Thursday, June 7, 2007

Mortgage loan applications slip

Mortgage loan applications declined 1.7% last week. The Mortgage Bankers Association reported a 6.1% drop in the Refinance Index from the previous week, and a 1.5% increase in the Purchase Index. This is somewhat surprising, as analysts believe that more and more homeowners who took out adjustable-rate mortgages in recent years should be refinancing.

Meanwhile, the National Association of Realtors (NAR) released an interesting statement. “Home sales are projected to move in a relatively narrow range with a gradual upturn” toward the end of the year, nothing new here. According to senior economist Lawrence Yun, “Overall housing levels are historically strong”, whatever that is supposed to mean, “but sales remain sluggish”. To me, this sounds like trying to make bad news seem good. Nothing new… He goes on to say that, because fewer high-cost homes are being purchased, the median existing-home price is being distorted, meaning that home prices are actually moving upwards, contrary to statistical data. He cites Freddie Mac’s price index as a more reliable source of information, showing that prices are actually rising, not dropping. Indeed, prices have increased somewhat in the first quarter of 2007 compared to the final 3 months of 2006, but the growth rate is only a fraction of what it was a year ago. “House price appreciation did not keep pace with the overall level of inflation during the quarter”, says Freddie Mac’s Frank Nothaft. He also added that national home price growth will probably slow down even more and price declines are expected “in many parts of the U.S.”.

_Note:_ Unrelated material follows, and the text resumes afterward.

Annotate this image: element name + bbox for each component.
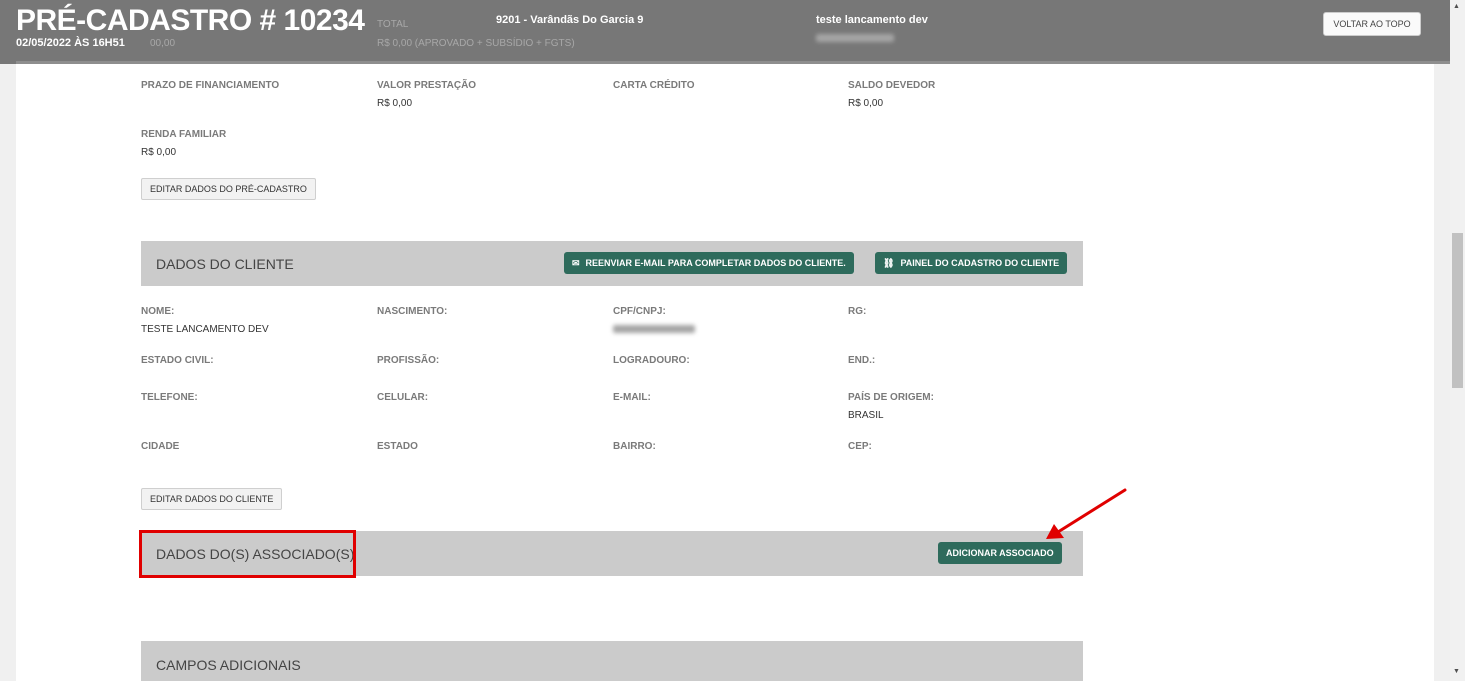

Yun believes that “buyers today need to have a traditional view that housing as a long-term investment is an added benefit”. Nothing new here either, but it seems most buyers are still waiting on the sidelines for better prices and interest rates. Will a public statement from a trade group official make them change their minds?

NAR’s “U.S. Economic Outlook” forecasts price declines for both existing and new homes for the rest of the year, and predicts a 6.6% 30-year mortgage rate for Q3 and Q4. All this sounds a little saner than Lawrence Yun’s allegations, but who knows, the forecast might be amended anytime.